Commençons en effet par le Protocole de Londres : en 2008, comme ministre de l’Enseignement Supérieur et de la Recherche, Mme Pécresse a délibérément milité pour que la langue française perde une de ses positions de force sur un sujet crucial de droit commercial international, la langue dans laquelle sont déposés les brevets pour faire foi. Depuis un demi-siècle, l’Office Européen des Brevets, dont le siège est à Munich, fixait que l’intégralité d’un brevet pouvait être déposé dans la langue de l’auteur, mais devait comporter en outre une traduction complète dans une des trois langues considérées comme langues économiques de l’Europe : allemand, français, anglais. Il y a vingt ans, Frau Merkel mit sur la table un curieux projet de réforme aux termes duquel seul un court résumé du brevet (sans ses stipulations techniques) pouvait être déposé en n’importe quelle langue, l’intégralité du brevet ne pouvant l’être qu’en anglais. L’hypocrisie est ici totale puisque justement, ce qui intéresse les entreprises, ce sont les spécifications techniques et que tout le monde travaillera sur la seule version complète, l’anglaise. Il en résulta un protocole signé à Londres en 2000 mais que ne ratifièrent pas alors la plupart des pays de l’UE. C’est que, pour ces réfractaires l’affaire était importante, non seulement parce qu’on écartait leurs propres langues, mais surtout parce que, ce faisant, on compliquait infiniment la vie de leurs petites et moyennes entreprises qui, en ces matières techniques, devaient alors recourir à des traducteurs ou des avocats rompus à l’anglais technique, ou carrément Anglais ou Américains, ce que beaucoup ne pouvaient s’offrir.
Miss Pécresse n’a pas grand goût pour la défense du français parce qu’elle n’a pas grand goût pour ce qui est français : son monde, comme tant d’autres, c’est l’international ; elle fait partie de cette petite élite (ou oligarchie) qui ne voit pas ce que pourrait être la culture française
La France a tenu bon jusqu’à ce que Valérie Pécresse cède en faisant valoir, notamment dans la presse, que l’on pouvait toujours obtenir une version en français, ce qui était fort hypocrite puisque seul pouvait l’être un court résumé à peu près inopérant. Beaucoup de parlementaires protestèrent (sur tous les bans) en particulier l’ancien Garde des Sceaux Pascal Clément qui montra avec précision combien la majorité des entreprises françaises serait pénalisée, les exportatrices comme les importatrices. Une pétition, lancée notamment par Nicolas Dupont-Aignan recueillit même des dizaines de milliers de signatures. Mme Pécresse continua à mentir en affirmant dans un article du Figaro que les trois langues officielles gardaient leurs droits ! Mentir pour servir son pays pourrait se concevoir, mais mentir pour le desservir, c’est une honte.
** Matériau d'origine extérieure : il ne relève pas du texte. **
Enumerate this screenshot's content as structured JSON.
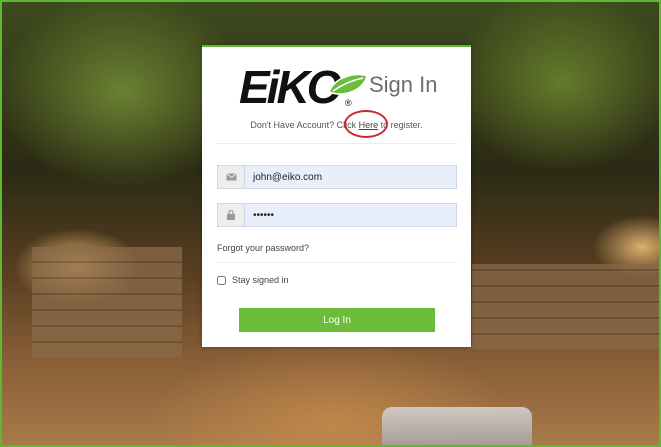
{
  "brand": {
    "logo_text": "EiKO",
    "registered_mark": "®",
    "accent_color": "#6cbd3c",
    "frame_color": "#5fb832"
  },
  "login_card": {
    "title": "Sign In",
    "register_prefix": "Don't Have Account? Click ",
    "register_link": "Here",
    "register_suffix": " to register.",
    "email": {
      "value": "john@eiko.com",
      "icon": "envelope-icon"
    },
    "password": {
      "value": "••••••",
      "icon": "lock-icon"
    },
    "forgot_link": "Forgot your password?",
    "stay_signed_in_label": "Stay signed in",
    "stay_signed_in_checked": false,
    "login_button": "Log In"
  },
  "annotation": {
    "highlight_color": "#c8272d"
  }
}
Il n’y a pas que cette affaire… N’est-ce pas systématique chez elle ?
Oui. L’affaire de Londres ne fut pas un cas isolé. Cette dame, toute fraîche nommée ministre de l’Enseignement Supérieur, s’est transportée à Bruxelles pour y déclarer que, en matière de langue, elle entendait « briser les tabous» ; le tabou, en l’occurrence était de parler français à Bruxelles et Strasbourg, et Luxembourg, les trois « capitales » francophones de l’UE – que la France, rappelons-le, a voulu telles en faisant des concessions aux autres membres sur d’autres points. Longtemps, pour la France, la prééminence du français fut la condition de la construction européenne et la contrepartie d’abandons de souveraineté. Cette priorité pour la langue fut permanente – par exemple, Georges Pompidou ne donna son accord à l’entrée de la Grande Bretagne dans la « Communauté européenne » de l’époque qu’à la condition que les fonctionnaires britanniques y parlassent français – ce fut d’ailleurs un engagement du Premier ministre britannique de l’époque, Edouard Heath. Autre exemple, le rappel périodique adressé par les Premiers ministres successifs aux fonctionnaires français en poste dans les Institutions européennes de l’obligation de n’utiliser que le français au sein des institutions de l’Union – ainsi fit François Fillon, alors Premier ministre, dans une directive de 2007. Cela n’empêcha pas la ministre Pécresse de déclarer quelques mois plus tard, ex abrupto que la stratégie consistant à maintenir le français dans les instances de l’UE était contre-productive et que mieux valait recourir à l’anglais pour être mieux compris. Le Figaro l’a épinglée à l’époque pour ses déclarations fantasques (Le Figaro du 28/02/2008). C’était en plus contredire le Premier ministre à angle droit !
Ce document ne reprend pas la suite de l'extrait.